La frontière est toutefois difficile à tracer entre la simple provocation et l’éloge, d’autant plus lorsque des artistes utilisent le second degré, et surtout dans un milieu comme celui du metal. Les opinions divergentes sur le cas Death In June en témoignent.

Voilà donc, quelques brefs éléments qui, bien que ne donnant qu’une vision partielle de la problématique, vous donnent quelques clés de lecture.

 


 

[i] M. Hauriou, Précis de droit administratif, 1927.

[ii] CE, Sect., 19 mai 1933, Benjamin, Rec. p. 541.

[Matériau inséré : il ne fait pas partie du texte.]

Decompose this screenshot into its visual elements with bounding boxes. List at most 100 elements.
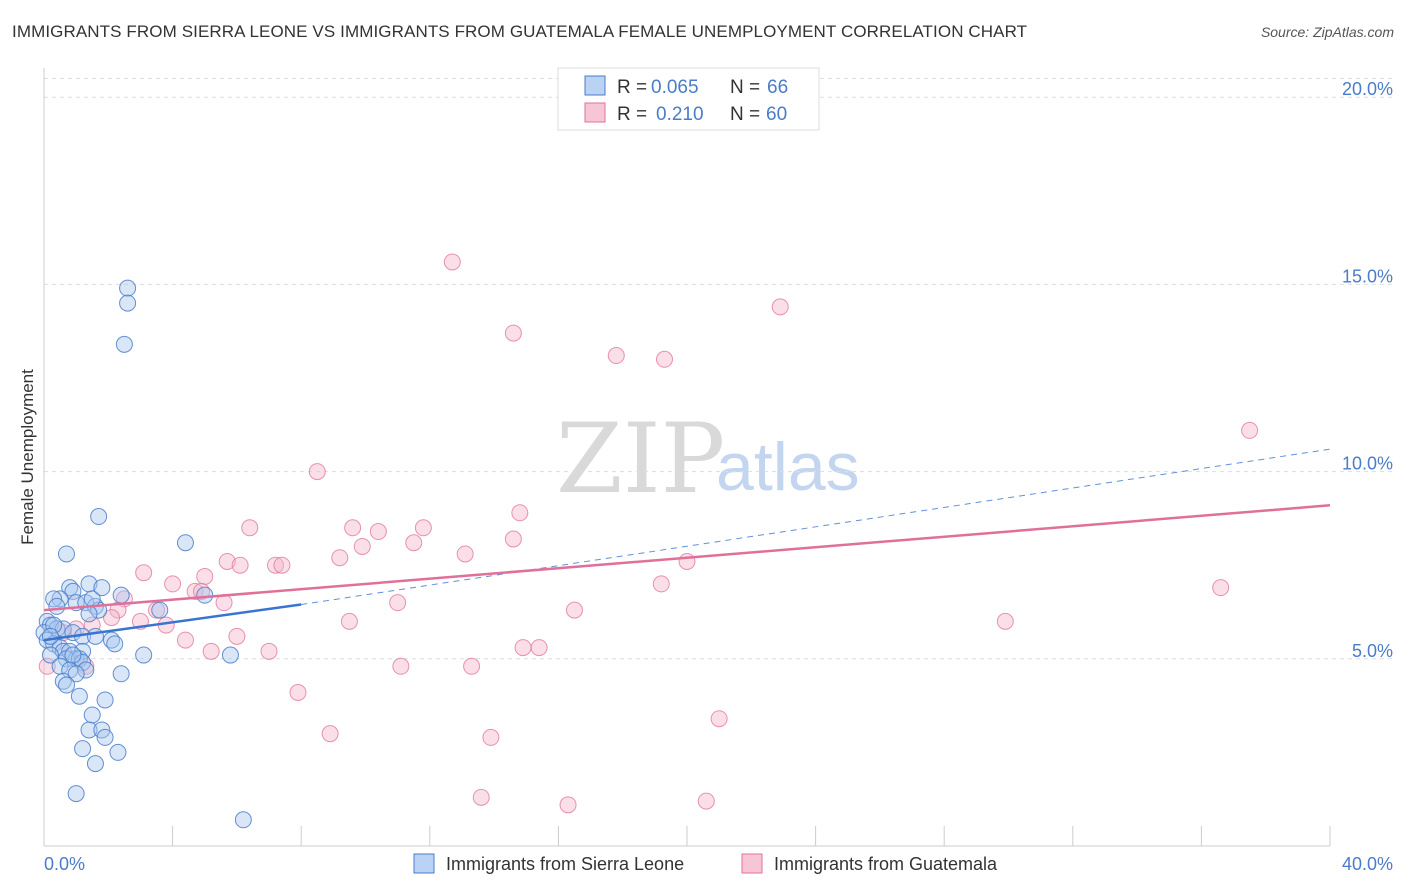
series-sierra-leone-points bbox=[35, 279, 252, 829]
point-guatemala bbox=[456, 545, 474, 563]
point-guatemala bbox=[273, 556, 291, 574]
point-guatemala bbox=[164, 575, 182, 593]
point-guatemala bbox=[996, 612, 1014, 630]
stats-legend: R = 0.065 N = 66 R = 0.210 N = 60 bbox=[557, 67, 820, 131]
point-sierra-leone bbox=[74, 740, 92, 758]
point-guatemala bbox=[511, 504, 529, 522]
point-sierra-leone bbox=[112, 665, 130, 683]
point-sierra-leone bbox=[67, 665, 85, 683]
point-sierra-leone bbox=[119, 279, 137, 297]
point-guatemala bbox=[321, 725, 339, 743]
watermark-zip: ZIP bbox=[556, 403, 725, 515]
point-sierra-leone bbox=[221, 646, 239, 664]
point-sierra-leone bbox=[176, 534, 194, 552]
y-tick-label-20: 20.0% bbox=[1342, 79, 1393, 99]
series-legend: Immigrants from Sierra Leone Immigrants … bbox=[413, 853, 998, 874]
point-sierra-leone bbox=[93, 579, 111, 597]
point-sierra-leone bbox=[80, 721, 98, 739]
series-guatemala-points bbox=[38, 253, 1259, 814]
point-sierra-leone bbox=[115, 335, 133, 353]
point-sierra-leone bbox=[96, 728, 114, 746]
point-guatemala bbox=[1212, 579, 1230, 597]
y-tick-label-5: 5.0% bbox=[1352, 641, 1393, 661]
point-guatemala bbox=[652, 575, 670, 593]
point-guatemala bbox=[472, 788, 490, 806]
point-guatemala bbox=[38, 657, 56, 675]
point-guatemala bbox=[771, 298, 789, 316]
point-sierra-leone bbox=[64, 646, 82, 664]
point-guatemala bbox=[392, 657, 410, 675]
point-guatemala bbox=[228, 627, 246, 645]
gridlines bbox=[44, 78, 1393, 660]
bottom-legend-label-guatemala: Immigrants from Guatemala bbox=[774, 854, 998, 874]
point-sierra-leone bbox=[70, 687, 88, 705]
point-sierra-leone bbox=[67, 785, 85, 803]
point-guatemala bbox=[308, 463, 326, 481]
point-sierra-leone bbox=[151, 601, 169, 619]
point-sierra-leone bbox=[83, 706, 101, 724]
point-guatemala bbox=[607, 347, 625, 365]
point-guatemala bbox=[186, 582, 204, 600]
point-sierra-leone bbox=[64, 582, 82, 600]
chart-title: IMMIGRANTS FROM SIERRA LEONE VS IMMIGRAN… bbox=[12, 22, 1028, 41]
watermark: ZIP atlas bbox=[556, 403, 860, 515]
legend-n-value-2: 60 bbox=[766, 104, 787, 125]
bottom-legend-label-sierra-leone: Immigrants from Sierra Leone bbox=[446, 854, 684, 874]
point-guatemala bbox=[369, 523, 387, 541]
source-label: Source: ZipAtlas.com bbox=[1260, 24, 1394, 40]
point-sierra-leone bbox=[196, 586, 214, 604]
point-sierra-leone bbox=[48, 597, 66, 615]
point-guatemala bbox=[482, 728, 500, 746]
point-guatemala bbox=[504, 324, 522, 342]
point-sierra-leone bbox=[119, 294, 137, 312]
point-guatemala bbox=[710, 710, 728, 728]
trend-line-sierra-leone-extension bbox=[301, 448, 1331, 606]
point-guatemala bbox=[176, 631, 194, 649]
point-sierra-leone bbox=[234, 811, 252, 829]
point-sierra-leone bbox=[58, 676, 76, 694]
point-guatemala bbox=[266, 556, 284, 574]
trend-lines bbox=[43, 448, 1331, 642]
trend-line-sierra-leone bbox=[43, 603, 302, 642]
point-sierra-leone bbox=[77, 661, 95, 679]
y-axis-label: Female Unemployment bbox=[18, 369, 37, 545]
point-sierra-leone bbox=[135, 646, 153, 664]
point-guatemala bbox=[697, 792, 715, 810]
point-guatemala bbox=[443, 253, 461, 271]
point-sierra-leone bbox=[41, 627, 59, 645]
point-sierra-leone bbox=[106, 635, 124, 653]
point-guatemala bbox=[231, 556, 249, 574]
bottom-legend-swatch-sierra-leone bbox=[413, 853, 435, 874]
trend-line-guatemala bbox=[43, 504, 1331, 612]
y-tick-label-10: 10.0% bbox=[1342, 454, 1393, 474]
point-sierra-leone bbox=[80, 605, 98, 623]
point-guatemala bbox=[559, 796, 577, 814]
point-guatemala bbox=[218, 552, 236, 570]
point-guatemala bbox=[344, 519, 362, 537]
point-guatemala bbox=[331, 549, 349, 567]
point-guatemala bbox=[530, 639, 548, 657]
point-sierra-leone bbox=[86, 627, 104, 645]
point-guatemala bbox=[463, 657, 481, 675]
legend-r-value-2: 0.210 bbox=[656, 104, 704, 125]
x-axis-ticks bbox=[43, 826, 1331, 846]
legend-n-value-1: 66 bbox=[767, 77, 788, 98]
point-guatemala bbox=[289, 684, 307, 701]
bottom-legend-swatch-guatemala bbox=[741, 853, 763, 874]
point-sierra-leone bbox=[112, 586, 130, 604]
y-tick-labels: 5.0% 10.0% 15.0% 20.0% bbox=[1342, 79, 1393, 661]
point-sierra-leone bbox=[86, 755, 104, 773]
point-sierra-leone bbox=[96, 691, 114, 709]
point-guatemala bbox=[196, 567, 214, 585]
point-guatemala bbox=[414, 519, 432, 537]
point-guatemala bbox=[202, 642, 220, 660]
legend-n-label-2: N = bbox=[730, 104, 760, 125]
x-tick-label-max: 40.0% bbox=[1342, 854, 1393, 874]
x-tick-label-min: 0.0% bbox=[44, 854, 85, 874]
y-tick-label-15: 15.0% bbox=[1342, 266, 1393, 286]
legend-r-value-1: 0.065 bbox=[651, 77, 699, 98]
point-guatemala bbox=[514, 639, 532, 657]
point-guatemala bbox=[389, 594, 407, 612]
point-sierra-leone bbox=[45, 616, 63, 634]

[iii] Ainsi, dès la première moitié du vingtième siècle, la jurisprudence a entendu prendre en compte des éléments de moralité justifiant des mesures de police, au cas par cas. Ont ainsi pu être considérés légaux les arrêtés prononçant la fermeture de lieux de prostitution (CE, 17 décembre 1909, Chambre syndicale de la corporation des marchands de vins et liquoristes de Paris, Rec. p. 990) ou bien encore un arrêté règlementant la tenue des baigneurs sur les plages (CE, Sect., 30 mai 1930, Beaugé, Rec. p. 582).

[iv] CE, Ass., 27 octobre 1995, Commune de Morsang-Sur-Orge, Rec. p. 372 ; La sauvegarde de la dignité de la personne humaine contre toute forme d’asservissement ou de dégradation est d’ailleurs un principe à valeur constitutionnelle (Cons. Const, décision n° 94-343/344 DC du 27 juillet 1994), également consacré au niveau international par les stipulations de l’article 3 de la Convention européenne de sauvegarde des droits de l’homme et des libertés fondamentales (communément appelée « CEDH »).

[v] CE, 9 octobre 1996, Association Ici et Maintenant, req. n°173073 ; v. égal. CE, 30 août 2006, Association Free Dom, req. n°276.866.

[vi] CE, ord., 9 janvier 2014, Dieudonné, req. n°374.508.

[vii] Circulaire du 6 janvier 2014, NOR:INTK1400238C.

[viii] CE, ord., 6 février 2015, Commune de Cournon d’Auvergne, req. n°387.726.

[ix] On peut d’ailleurs penser à l’affaire de l’exposition Exhibit-B : CE, ord., 11 décembre 2014, Centre Dumas-Pouchkine des Diasporas et Cultures Africaines, req. n°386.328.

[x] On pense notamment à la loi n°90-615 du 13 juillet 1990 tendant à réprimer tout acte raciste, antisémite ou xénophobe dite « Loi Gayssot ».